Porous gC3N4–Gd2Zr2O7 enables the high-temperature operation of Nafion membranes in polymer electrolyte fuel cells over 500 hours

Abstract

Nafion, a perfluorosulfonic acid (PFSA) polymer, is a vital electrolyte that extensively contributes to the commercialization of polymer electrolyte fuel cells (PEFCs). However, adopting Nafion in high-temperature (HT) PEFCs (HT-PEFCs) is still a great challenge. Herein, we present a potential additive (carbon nitride–gadolinium zirconium oxide (gC₃N₄–Gd₂Zr₂O₇)) to simultaneously extend the power density and lifetime of Nafion in HT-PEFCs. Owing to the porous nature, radical-scavenging ability, and thermal stability of gC₃N₄–Gd₂Zr₂O₇, the Nafion/gC₃N₄–Gd₂Zr₂O₇ membrane exhibited high water uptake, oxidative stability, and thermomechanical stability compared to the unmodified Nafion membrane. At 100 °C under 30% RH, the maximum power density of Nafion/gC₃N₄–Gd₂Zr₂O₇ was 504 mW cm⁻² at a load current density of 804 mA cm⁻², which is 1.9 and 2.3 fold higher than that of commercial Nafion-212 and pristine Nafion membranes.
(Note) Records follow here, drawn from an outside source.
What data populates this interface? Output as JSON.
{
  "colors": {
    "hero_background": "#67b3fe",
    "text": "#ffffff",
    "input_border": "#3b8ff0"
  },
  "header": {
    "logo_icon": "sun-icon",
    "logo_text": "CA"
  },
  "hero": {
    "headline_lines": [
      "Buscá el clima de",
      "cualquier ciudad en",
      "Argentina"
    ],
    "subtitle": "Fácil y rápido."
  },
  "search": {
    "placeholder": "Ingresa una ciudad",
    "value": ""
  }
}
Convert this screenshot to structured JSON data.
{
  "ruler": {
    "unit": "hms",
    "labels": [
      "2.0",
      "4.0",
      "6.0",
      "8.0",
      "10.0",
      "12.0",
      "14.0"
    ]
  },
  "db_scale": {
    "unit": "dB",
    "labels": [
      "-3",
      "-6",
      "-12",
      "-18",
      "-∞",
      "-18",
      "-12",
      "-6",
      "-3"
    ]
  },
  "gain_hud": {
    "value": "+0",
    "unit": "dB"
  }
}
Moreover, Nafion/gC₃N₄–Gd₂Zr₂O₇ displays an open-circuit voltage (OCV) decay of 0.1 mV h⁻¹ during 515 h of continuous operation, which is significantly lower than that of the Nafion membrane during the 300 h durability operation (2.8 mV h⁻¹). When increasing the operating temperature to 125 °C under 15% RH, the Nafion/gC₃N₄–Gd₂Zr₂O₇ based PEFC largely outperforms the Nafion-212 and pristine Nafion-based PEFCs, achieving an output of 380 mW cm⁻², one of the most competitive HT-PEFC power densities reported for Nafion-based membranes. Post durability tests further ensure the superior stability of Nafion/gC₃N₄–Gd₂Zr₂O₇ during HT-PEFC operation. The present study provides deep insight into developing and understanding of advanced Nafion composite membranes applicable for HT-PEFCs.